I have recently ported my code which utilized Intel MKL to use CULA functions and tested new and old implementations on a machine, equipped with two quad-core CPUs (8 cores in total) and two M2050 Tesla cards. My questions are:

1. According to my tests, the speed-up factor when I compare new CULA code with old MKL version, is not linear or even close to linear. But, it highly depends to the problem size and as the problem size increases, better speed-up is gained using CULA routines. Is there any explanation for that?

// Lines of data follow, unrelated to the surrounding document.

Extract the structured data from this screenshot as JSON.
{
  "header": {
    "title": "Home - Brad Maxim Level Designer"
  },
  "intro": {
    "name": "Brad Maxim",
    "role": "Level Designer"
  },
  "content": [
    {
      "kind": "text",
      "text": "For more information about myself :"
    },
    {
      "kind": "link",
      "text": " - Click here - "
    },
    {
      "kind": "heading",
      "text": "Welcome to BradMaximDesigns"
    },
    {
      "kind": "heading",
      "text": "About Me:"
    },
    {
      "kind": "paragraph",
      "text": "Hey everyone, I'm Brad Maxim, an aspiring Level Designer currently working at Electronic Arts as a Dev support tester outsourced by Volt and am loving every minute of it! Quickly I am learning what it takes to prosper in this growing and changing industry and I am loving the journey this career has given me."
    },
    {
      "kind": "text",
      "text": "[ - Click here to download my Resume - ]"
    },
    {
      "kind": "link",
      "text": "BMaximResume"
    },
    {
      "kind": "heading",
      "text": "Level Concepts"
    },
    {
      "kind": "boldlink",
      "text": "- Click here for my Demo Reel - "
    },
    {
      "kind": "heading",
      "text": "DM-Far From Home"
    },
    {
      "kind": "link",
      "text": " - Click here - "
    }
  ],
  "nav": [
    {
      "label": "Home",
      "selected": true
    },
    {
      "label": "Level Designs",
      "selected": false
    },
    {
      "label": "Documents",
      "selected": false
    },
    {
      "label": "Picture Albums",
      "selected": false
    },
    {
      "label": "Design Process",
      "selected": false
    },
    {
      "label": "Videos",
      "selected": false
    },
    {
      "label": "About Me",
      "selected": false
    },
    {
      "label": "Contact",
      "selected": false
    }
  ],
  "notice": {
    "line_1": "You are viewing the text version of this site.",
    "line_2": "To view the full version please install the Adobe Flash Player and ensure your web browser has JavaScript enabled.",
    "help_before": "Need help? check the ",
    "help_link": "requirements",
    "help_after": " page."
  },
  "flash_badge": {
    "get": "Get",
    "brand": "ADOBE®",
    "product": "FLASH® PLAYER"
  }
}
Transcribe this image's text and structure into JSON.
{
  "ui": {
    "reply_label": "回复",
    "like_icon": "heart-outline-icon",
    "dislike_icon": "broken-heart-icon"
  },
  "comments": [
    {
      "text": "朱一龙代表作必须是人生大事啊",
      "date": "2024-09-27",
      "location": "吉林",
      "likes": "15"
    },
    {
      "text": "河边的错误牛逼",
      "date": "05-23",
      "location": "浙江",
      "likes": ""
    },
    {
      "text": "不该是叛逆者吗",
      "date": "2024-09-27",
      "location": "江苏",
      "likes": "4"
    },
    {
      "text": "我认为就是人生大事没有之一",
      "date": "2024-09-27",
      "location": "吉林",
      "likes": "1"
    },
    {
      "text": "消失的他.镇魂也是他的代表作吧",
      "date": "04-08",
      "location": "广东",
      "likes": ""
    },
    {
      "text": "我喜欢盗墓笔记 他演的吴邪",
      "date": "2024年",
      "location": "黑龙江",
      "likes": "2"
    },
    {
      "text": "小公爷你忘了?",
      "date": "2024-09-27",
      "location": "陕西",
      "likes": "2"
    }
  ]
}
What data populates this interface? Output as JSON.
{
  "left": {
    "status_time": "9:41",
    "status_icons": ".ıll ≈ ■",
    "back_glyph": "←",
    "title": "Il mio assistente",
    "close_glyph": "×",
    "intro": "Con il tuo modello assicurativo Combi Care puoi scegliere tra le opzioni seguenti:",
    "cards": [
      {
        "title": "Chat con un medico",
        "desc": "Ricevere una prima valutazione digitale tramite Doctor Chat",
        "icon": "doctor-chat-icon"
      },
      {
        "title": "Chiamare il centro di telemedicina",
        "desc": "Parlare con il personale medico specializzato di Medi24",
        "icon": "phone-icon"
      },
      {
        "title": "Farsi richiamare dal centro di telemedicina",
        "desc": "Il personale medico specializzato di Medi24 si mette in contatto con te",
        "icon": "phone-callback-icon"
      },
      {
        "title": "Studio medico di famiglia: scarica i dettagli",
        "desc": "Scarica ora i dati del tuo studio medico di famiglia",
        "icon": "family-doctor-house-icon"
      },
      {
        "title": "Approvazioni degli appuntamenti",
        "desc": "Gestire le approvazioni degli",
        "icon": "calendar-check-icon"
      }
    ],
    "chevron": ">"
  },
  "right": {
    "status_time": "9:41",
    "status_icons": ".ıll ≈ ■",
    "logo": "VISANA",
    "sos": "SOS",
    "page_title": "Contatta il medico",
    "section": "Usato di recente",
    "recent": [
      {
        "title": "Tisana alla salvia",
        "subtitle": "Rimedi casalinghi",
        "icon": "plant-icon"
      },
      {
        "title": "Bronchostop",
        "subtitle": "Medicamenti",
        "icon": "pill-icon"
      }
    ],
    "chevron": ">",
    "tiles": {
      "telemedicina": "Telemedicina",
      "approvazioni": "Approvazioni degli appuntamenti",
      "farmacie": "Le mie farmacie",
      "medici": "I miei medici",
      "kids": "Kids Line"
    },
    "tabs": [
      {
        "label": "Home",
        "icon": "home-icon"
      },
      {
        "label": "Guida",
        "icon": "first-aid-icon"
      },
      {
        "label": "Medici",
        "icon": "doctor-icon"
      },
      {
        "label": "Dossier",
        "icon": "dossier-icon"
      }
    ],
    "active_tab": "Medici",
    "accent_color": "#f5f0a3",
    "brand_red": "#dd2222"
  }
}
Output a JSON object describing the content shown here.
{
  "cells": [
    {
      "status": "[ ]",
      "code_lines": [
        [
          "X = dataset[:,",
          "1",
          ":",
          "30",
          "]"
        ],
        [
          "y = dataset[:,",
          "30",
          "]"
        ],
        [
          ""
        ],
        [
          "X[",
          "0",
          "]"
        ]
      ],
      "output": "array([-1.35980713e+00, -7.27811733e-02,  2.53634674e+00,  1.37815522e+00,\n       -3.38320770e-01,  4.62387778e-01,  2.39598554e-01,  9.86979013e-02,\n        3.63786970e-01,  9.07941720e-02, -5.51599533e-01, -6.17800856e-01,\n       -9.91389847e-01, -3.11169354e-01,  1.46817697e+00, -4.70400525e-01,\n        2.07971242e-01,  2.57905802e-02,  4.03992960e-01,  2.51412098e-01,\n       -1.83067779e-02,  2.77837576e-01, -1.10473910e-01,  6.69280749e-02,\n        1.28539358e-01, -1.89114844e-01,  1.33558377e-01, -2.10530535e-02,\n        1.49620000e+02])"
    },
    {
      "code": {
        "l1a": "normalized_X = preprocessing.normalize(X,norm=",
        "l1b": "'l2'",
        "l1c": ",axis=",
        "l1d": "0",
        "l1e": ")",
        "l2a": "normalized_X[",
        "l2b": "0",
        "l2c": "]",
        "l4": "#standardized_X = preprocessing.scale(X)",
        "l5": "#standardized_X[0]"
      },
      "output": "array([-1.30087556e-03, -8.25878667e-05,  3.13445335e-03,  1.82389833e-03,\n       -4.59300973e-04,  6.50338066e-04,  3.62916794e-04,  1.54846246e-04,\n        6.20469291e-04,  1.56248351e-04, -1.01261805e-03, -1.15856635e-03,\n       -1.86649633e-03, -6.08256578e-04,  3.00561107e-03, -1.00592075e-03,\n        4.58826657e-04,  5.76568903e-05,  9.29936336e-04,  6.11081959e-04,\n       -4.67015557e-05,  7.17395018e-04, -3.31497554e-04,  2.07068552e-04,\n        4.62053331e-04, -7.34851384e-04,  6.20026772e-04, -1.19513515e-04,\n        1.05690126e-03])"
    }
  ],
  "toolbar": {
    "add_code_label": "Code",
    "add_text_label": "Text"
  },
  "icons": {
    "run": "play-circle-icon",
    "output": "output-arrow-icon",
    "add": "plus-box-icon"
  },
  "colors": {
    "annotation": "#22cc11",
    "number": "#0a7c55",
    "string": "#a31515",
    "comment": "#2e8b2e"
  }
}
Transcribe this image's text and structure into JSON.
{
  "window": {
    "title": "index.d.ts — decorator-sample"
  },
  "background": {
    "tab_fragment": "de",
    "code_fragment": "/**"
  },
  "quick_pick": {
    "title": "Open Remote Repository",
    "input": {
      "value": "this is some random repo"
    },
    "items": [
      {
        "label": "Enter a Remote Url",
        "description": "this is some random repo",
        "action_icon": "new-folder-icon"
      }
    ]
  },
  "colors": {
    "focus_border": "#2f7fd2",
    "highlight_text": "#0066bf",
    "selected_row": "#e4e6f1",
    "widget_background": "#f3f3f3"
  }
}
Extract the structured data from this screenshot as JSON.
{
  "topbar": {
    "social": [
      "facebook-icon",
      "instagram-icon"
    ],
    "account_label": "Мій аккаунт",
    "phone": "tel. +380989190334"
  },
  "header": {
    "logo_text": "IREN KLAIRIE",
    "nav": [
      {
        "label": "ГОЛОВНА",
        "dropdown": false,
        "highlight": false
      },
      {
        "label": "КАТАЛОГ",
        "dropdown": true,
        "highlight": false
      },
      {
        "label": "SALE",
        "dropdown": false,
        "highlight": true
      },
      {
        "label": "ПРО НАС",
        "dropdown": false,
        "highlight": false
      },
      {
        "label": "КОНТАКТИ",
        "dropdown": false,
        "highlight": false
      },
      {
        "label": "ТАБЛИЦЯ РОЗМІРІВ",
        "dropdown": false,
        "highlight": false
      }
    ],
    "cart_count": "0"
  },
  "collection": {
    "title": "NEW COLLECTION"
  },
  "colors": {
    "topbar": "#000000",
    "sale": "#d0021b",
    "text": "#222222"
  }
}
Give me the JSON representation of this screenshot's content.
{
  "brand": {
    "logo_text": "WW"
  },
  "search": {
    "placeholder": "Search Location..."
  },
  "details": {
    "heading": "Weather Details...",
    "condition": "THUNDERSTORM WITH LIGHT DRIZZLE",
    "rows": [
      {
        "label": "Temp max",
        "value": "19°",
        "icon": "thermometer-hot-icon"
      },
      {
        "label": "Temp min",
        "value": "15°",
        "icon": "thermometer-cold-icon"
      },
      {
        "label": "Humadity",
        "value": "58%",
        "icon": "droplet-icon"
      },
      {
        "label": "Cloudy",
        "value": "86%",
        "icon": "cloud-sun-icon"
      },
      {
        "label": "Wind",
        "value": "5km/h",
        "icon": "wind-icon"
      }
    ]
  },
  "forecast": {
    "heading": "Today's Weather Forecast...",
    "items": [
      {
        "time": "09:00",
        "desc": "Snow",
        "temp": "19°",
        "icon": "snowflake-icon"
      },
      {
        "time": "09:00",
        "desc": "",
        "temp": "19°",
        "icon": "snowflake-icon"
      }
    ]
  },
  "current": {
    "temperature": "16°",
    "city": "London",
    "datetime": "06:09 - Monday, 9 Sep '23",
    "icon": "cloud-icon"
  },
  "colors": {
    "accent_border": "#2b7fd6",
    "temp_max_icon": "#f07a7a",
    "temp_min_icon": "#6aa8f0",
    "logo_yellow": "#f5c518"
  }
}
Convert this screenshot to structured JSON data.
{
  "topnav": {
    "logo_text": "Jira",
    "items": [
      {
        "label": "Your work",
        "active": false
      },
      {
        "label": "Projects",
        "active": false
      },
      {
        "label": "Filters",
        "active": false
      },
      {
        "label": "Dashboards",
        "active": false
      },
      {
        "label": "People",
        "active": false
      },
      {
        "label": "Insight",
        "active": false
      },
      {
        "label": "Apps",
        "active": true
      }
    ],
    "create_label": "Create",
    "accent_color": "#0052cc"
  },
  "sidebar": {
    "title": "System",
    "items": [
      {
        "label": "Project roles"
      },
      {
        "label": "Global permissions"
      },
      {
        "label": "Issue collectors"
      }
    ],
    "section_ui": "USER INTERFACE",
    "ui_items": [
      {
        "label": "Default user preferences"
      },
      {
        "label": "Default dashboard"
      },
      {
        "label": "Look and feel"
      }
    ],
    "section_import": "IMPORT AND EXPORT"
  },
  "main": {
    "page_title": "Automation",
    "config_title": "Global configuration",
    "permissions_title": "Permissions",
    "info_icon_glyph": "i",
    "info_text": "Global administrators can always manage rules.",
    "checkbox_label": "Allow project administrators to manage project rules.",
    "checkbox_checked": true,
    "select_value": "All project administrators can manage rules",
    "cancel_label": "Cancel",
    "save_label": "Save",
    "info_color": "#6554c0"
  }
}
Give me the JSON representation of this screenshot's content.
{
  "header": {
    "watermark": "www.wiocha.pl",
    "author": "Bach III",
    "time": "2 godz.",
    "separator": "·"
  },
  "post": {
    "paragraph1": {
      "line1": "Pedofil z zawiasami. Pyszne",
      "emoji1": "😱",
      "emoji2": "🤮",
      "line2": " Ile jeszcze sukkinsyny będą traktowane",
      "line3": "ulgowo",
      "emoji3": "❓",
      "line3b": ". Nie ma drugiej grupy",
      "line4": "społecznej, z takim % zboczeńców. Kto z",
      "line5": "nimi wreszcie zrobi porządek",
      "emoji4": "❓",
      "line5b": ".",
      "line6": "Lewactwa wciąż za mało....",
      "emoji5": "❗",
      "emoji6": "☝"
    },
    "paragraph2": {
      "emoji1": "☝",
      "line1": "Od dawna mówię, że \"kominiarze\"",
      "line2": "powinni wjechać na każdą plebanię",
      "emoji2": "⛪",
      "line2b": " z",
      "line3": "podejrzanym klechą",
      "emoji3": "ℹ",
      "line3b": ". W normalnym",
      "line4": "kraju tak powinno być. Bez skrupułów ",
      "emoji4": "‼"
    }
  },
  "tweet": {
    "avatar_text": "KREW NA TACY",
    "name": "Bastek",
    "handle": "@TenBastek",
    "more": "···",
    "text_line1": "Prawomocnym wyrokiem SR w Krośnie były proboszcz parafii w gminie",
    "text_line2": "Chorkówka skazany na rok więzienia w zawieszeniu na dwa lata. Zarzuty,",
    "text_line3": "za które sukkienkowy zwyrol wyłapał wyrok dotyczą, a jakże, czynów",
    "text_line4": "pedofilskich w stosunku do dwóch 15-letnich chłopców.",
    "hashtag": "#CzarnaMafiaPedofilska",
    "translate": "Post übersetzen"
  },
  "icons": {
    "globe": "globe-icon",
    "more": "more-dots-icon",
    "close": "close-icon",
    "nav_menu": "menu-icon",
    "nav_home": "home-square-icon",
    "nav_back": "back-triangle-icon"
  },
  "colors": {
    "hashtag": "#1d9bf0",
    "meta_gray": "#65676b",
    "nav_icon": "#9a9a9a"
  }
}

2. Is there any way, so CULA routines will be able to use both GPU devices installed on my test machine? I think, it only uses one GPU device at the time. Does CULA development team have any plan to release new versions to support more than one GPU device or is it essentially possible without writing MPI code and manage the communication manually by the programmer?

Regards,

D.

Re: CULA speed-up

PostPosted: Wed Jul 20, 2011 8:33 am
by john
Hello,
1) Larger matrices have more opportunities to exploit the massive parallelism required to get good perf from NV GPUs. We try to be up-front about that, such as on the performance page and in our benchmarking example.

2) At present, CULA is limited to one GPU. Expanding to multiple GPUs is current work for us (for some routines, not all). One of the biggest challenges in this regard is that in order to keep the interface sensible, it must be a host-memory interface, where in the GPU community there is a very strong tendency of users to want only device-memory interfaces.